On Products and Descriptions

The products described on this site represent products primarily of use to manufacturers of structural products (MSP’s). These products can have either a fixed form or a variable form.  A manufacturer/supplier asking for calculations for council for a specific sized building is only appropriate if the product has fixed form and their customer cannot make variations which have an impact on structural adequacy. If the manufacturer/suppliers customer is permitted to make changes which impact structural adequacy then the product is of variable form and is either a building system or a one-off custom designed building. The primary reason people go to the manufacturer/suppliers is that they have an expectation that the product has been designed already and there will be no delay caused by architectural or engineering design, nor delay in seeking development approval from the city council.

When manufacturers/suppliers turn up to consulting civil engineers and ask for a range of shed designs or carport designs, then it can start getting expensive as there are an almost unlimited number of variations on building forms. Further more consulting civil engineers typically design buildings one at a time, for one-off construction, their approach is therefore also not appropriate for a repetitively manufactured structural product nor for a building system.

A manufactured product is not designed for site environmental loading because the loadings on the site are not known. The structural assessment process is different. If designing a building for a site, then structural materials are selected to meet the loads (design actions) which may be experienced by the building located on such site. When have  a manufactured product the issue is whether or not such manufactured product is suitable for installation on the selected site. If the product is not suitable for the site, then either select a different product or unable to meet the customers requirements from available product.

So for example based on simplified wind classification system, if have a structural product designed for wind class N3, then that product is suitable for wind class N1 and N2 sites. If on the other hand the product is designed for wind class N1 then it is likely not suitable for anything: as very few sites have the full shielding in all directions required to get wind load down to wind class N1, most N1 sites on metro wind speed maps when checked in detail are at the lower end of wind class N2. Hence such product would have limited use. It is also to be noted that most N3 sites on wind speed maps are when checked in detail at the upper end of wind class N2. Noting that wind speed maps are rough estimates, as they have to take into consideration: terrain category, shielding and topography and as relates to the individual building not the street or larger area. Therefore a structural product designed for wind class N2 would have wide spread applicability, however there may be a few N3 sites for which it is not suitable. Having alternate designs for wind class N1, N2 and N3, could be considerably less economical than having a single N3 design. Having multiple designs will result in an excess variety of components to manage, along with documents to manage.
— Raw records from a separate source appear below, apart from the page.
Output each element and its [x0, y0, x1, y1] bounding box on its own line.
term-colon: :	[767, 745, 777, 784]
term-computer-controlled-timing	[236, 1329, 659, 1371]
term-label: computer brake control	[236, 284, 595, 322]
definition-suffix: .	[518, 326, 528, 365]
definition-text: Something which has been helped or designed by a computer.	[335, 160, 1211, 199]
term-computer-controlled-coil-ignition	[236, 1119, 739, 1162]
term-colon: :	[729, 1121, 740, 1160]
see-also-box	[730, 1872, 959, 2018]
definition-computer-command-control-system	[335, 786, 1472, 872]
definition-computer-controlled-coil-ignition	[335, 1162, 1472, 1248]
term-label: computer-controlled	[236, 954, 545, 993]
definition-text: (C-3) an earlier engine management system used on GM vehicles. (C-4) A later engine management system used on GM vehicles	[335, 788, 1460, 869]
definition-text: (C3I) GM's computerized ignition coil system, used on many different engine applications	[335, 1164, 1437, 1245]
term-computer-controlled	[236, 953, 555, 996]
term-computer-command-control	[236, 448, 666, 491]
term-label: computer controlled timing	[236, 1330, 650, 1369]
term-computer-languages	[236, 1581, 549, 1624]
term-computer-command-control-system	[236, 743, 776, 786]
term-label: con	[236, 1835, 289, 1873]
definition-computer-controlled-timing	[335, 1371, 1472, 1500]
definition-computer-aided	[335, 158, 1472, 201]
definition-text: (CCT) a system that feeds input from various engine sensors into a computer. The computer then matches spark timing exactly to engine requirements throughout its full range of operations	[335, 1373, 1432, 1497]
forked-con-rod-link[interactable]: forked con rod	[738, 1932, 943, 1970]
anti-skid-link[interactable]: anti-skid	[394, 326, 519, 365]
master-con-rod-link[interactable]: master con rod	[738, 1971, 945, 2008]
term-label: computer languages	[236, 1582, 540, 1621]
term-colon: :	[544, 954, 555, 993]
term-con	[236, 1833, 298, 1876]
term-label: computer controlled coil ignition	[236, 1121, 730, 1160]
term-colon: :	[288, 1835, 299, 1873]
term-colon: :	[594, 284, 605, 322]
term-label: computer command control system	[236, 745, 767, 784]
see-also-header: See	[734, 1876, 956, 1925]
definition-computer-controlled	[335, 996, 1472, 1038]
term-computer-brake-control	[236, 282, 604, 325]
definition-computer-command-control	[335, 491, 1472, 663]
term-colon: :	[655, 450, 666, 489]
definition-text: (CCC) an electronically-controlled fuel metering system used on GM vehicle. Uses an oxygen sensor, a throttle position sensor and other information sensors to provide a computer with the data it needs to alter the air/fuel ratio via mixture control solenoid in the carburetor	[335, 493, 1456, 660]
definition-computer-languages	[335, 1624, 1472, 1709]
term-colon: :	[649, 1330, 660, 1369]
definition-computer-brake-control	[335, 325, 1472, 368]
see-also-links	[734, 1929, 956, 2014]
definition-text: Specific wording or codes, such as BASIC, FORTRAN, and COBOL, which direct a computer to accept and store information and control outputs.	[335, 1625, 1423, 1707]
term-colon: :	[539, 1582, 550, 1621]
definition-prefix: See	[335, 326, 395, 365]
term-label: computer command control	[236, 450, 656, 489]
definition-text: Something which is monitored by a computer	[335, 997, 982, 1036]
Designing a building as a product or as a system is different than designing a single one-off building. For a product we want to know the limitations of suitability for the product, and equally the limitations of available structural components. So for example wish to know the limitations of a C30030 across various structural forms: gable shed, skillion shed, american barn style, double span, saw tooth. At the very minimum this requires calculating the dimension and geometry, the design actions, then the design action-effects. Then comparing the action-effects against the sectional resistance of the structural section: without consideration of lateral torsional buckling. A plane frame is a structural building block of a building: an elemental building block: it cannot be change to a smaller assembly. That is a gable frame comprises of two rafters and two columns. If one or both columns are removed then it is no longer a gable frame and additional structural analysis is required. This is different than stick frame construction as with houses, where have wall studs and rafters, and can simply take out walls and add lintels to carry the rafter. In such situation the elements can be considered in isolation, the elements in a plane frame cannot be considered in isolation. So whilst for timber framing the question is what is the limiting span of a timber section when used as a rafter, for a portal frame shed the question is what is the limitation of the portal frame made from a given steel section?

For the design of a building system it is necessary to carry out structural analysis more than once, for different heights and spans, and to calculate the new loads for each dimension and geometry. On the other hand, most other components of the building only need assessing once. Once again its an issue of excessive variety in the structural product made available that is to be avoided. So for example most cold-formed steel sheds use only C7510 c-sections and no other option is available. This assessment doesn’t need calculating for every building, just once for the building system and the variations that system imposes.

So attempting to break down the product design into the individual tasks that contribute to over all product design, and allow for staged design, so that can manufacturers can start small with fixed form product and move up to a more flexible building system.